Writing to a SQLite DB from Pandas
This note demonstrates writing from a Pandas dataframe to a SQLite database.
import pandas as pd
import sqlite3
Read CSV Data into a DataFrame
f = (pd.read_csv('writing-to-sqlite-db-from-pandas/fruit_data_with_colors.txt',
sep='\t')
.rename(columns={'fruit_name':'fruit'}))
f.info()
<class 'pandas.core.frame.DataFrame'>
RangeIndex: 59 entries, 0 to 58
Data columns (total 7 columns):
# Column Non-Null Count Dtype
--- ------ -------------- -----
0 fruit_label 59 non-null int64
1 fruit 59 non-null object
2 fruit_subtype 59 non-null object
3 mass 59 non-null int64
4 width 59 non-null float64
5 height 59 non-null float64
6 color_score 59 non-null float64
dtypes: float64(3), int64(2), object(2)
memory usage: 3.4+ KB
f.head()
fruit_label | fruit | fruit_subtype | mass | width | height | color_score | |
---|---|---|---|---|---|---|---|
0 | 1 | apple | granny_smith | 192 | 8.4 | 7.3 | 0.55 |
1 | 1 | apple | granny_smith | 180 | 8.0 | 6.8 | 0.59 |
2 | 1 | apple | granny_smith | 176 | 7.4 | 7.2 | 0.60 |
3 | 2 | mandarin | mandarin | 86 | 6.2 | 4.7 | 0.80 |
4 | 2 | mandarin | mandarin | 84 | 6.0 | 4.6 | 0.79 |
Create the Database Connection and Write to It
%%bash
cd writing-to-sqlite-db-from-pandas
rm -f fruits.db
ls
fruit_data_with_colors.txt
The following line creates the SQLite DB file if it does not already exist.

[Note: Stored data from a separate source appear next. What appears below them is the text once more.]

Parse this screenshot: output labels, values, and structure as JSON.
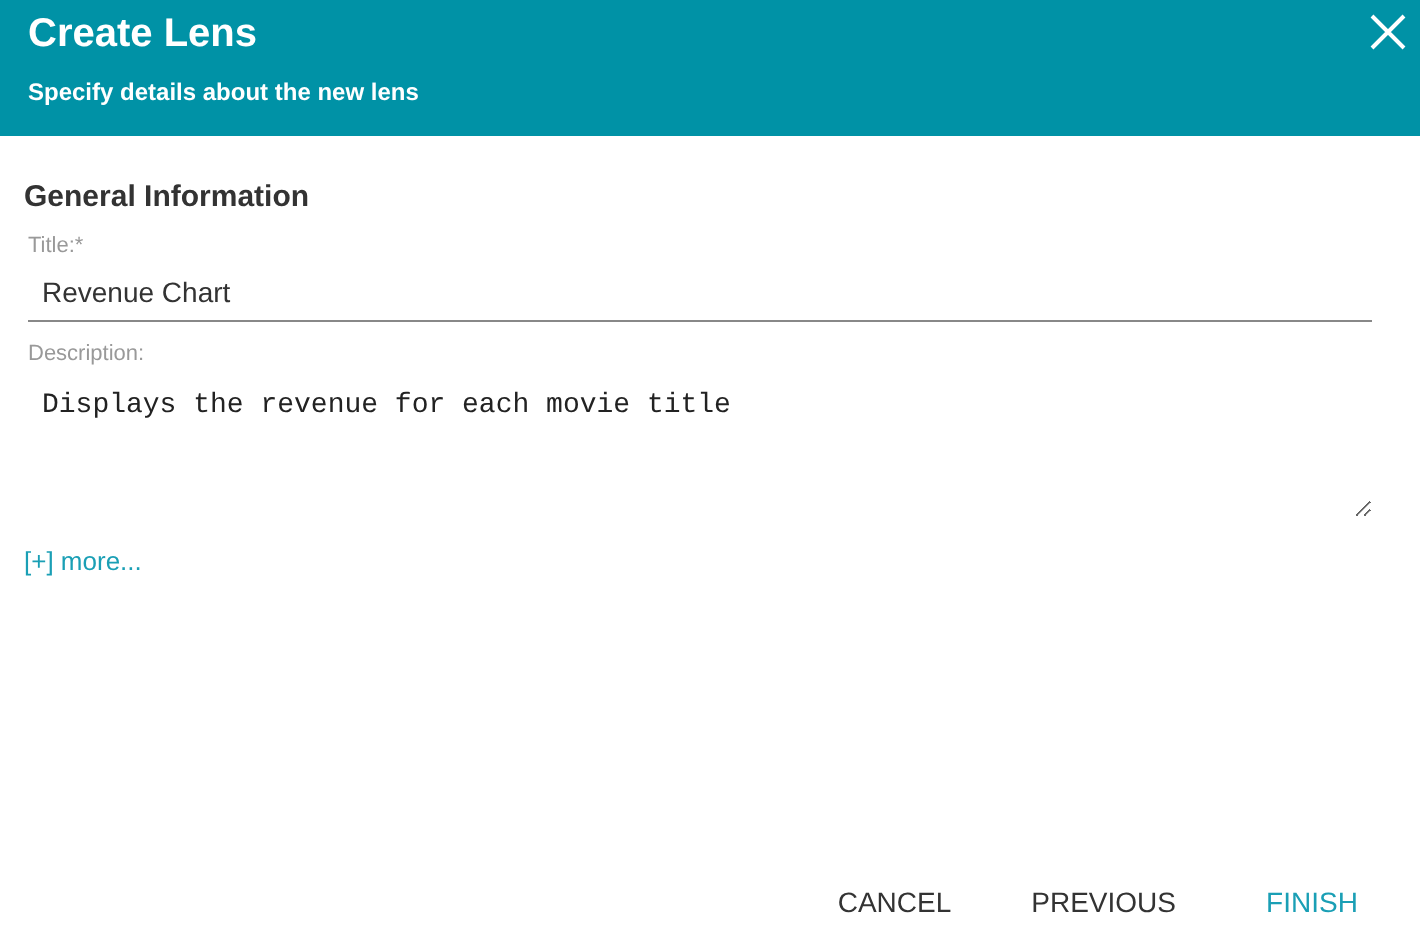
{
  "dialog": {
    "title": "Create Lens",
    "subtitle": "Specify details about the new lens"
  },
  "section": {
    "heading": "General Information"
  },
  "fields": [
    {
      "kind": "input",
      "label": "Title:*",
      "value": "Revenue Chart"
    },
    {
      "kind": "textarea",
      "label": "Description:",
      "value": "Displays the revenue for each movie title"
    }
  ],
  "more_link": "[+] more...",
  "buttons": [
    {
      "label": "CANCEL",
      "kind": "plain"
    },
    {
      "label": "PREVIOUS",
      "kind": "plain"
    },
    {
      "label": "FINISH",
      "kind": "primary"
    }
  ]
}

conn = sqlite3.connect('writing-to-sqlite-db-from-pandas/fruits.db')
%%bash
cd writing-to-sqlite-db-from-pandas
ls
fruit_data_with_colors.txt
fruits.db
f.to_sql('fruits', # Name of the sql table
conn, # sqlite.Connection or sqlalchemy.engine.Engine
if_exists='replace') # If the table already exists, {‘fail’, ‘replace’, ‘append’}, default ‘fail’
conn.close() # Closing the connection is best practice. This prevents the database from being locked.
Connect to the Database and Read from It
sql_string = '''SELECT *
FROM fruits'''
conn = sqlite3.connect('writing-to-sqlite-db-from-pandas/fruits.db')
f_out = pd.read_sql(sql_string,
conn,
index_col='index')
conn.close()
f_out.info()
<class 'pandas.core.frame.DataFrame'>
Int64Index: 59 entries, 0 to 58
Data columns (total 7 columns):
# Column Non-Null Count Dtype
--- ------ -------------- -----
0 fruit_label 59 non-null int64
1 fruit 59 non-null object
2 fruit_subtype 59 non-null object
3 mass 59 non-null int64
4 width 59 non-null float64
5 height 59 non-null float64
6 color_score 59 non-null float64
dtypes: float64(3), int64(2), object(2)
memory usage: 3.7+ KB
f_out.head()
fruit_label | fruit | fruit_subtype | mass | width | height | color_score | |
---|---|---|---|---|---|---|---|
index | |||||||
0 | 1 | apple | granny_smith | 192 | 8.4 | 7.3 | 0.55 |
1 | 1 | apple | granny_smith | 180 | 8.0 | 6.8 | 0.59 |
2 | 1 | apple | granny_smith | 176 | 7.4 | 7.2 | 0.60 |
3 | 2 | mandarin | mandarin | 86 | 6.2 | 4.7 | 0.80 |
4 | 2 | mandarin | mandarin | 84 | 6.0 | 4.6 | 0.79 |
%%bash
cd writing-to-sqlite-db-from-pandas
sqlite3 fruits.db
.tables
fruits
%%bash
cd writing-to-sqlite-db-from-pandas
sqlite3 fruits.db
.schema fruits
CREATE TABLE IF NOT EXISTS "fruits" (
"index" INTEGER,
"fruit_label" INTEGER,
"fruit" TEXT,
"fruit_subtype" TEXT,
"mass" INTEGER,
"width" REAL,
"height" REAL,
"color_score" REAL
);
CREATE INDEX "ix_fruits_index"ON "fruits" ("index");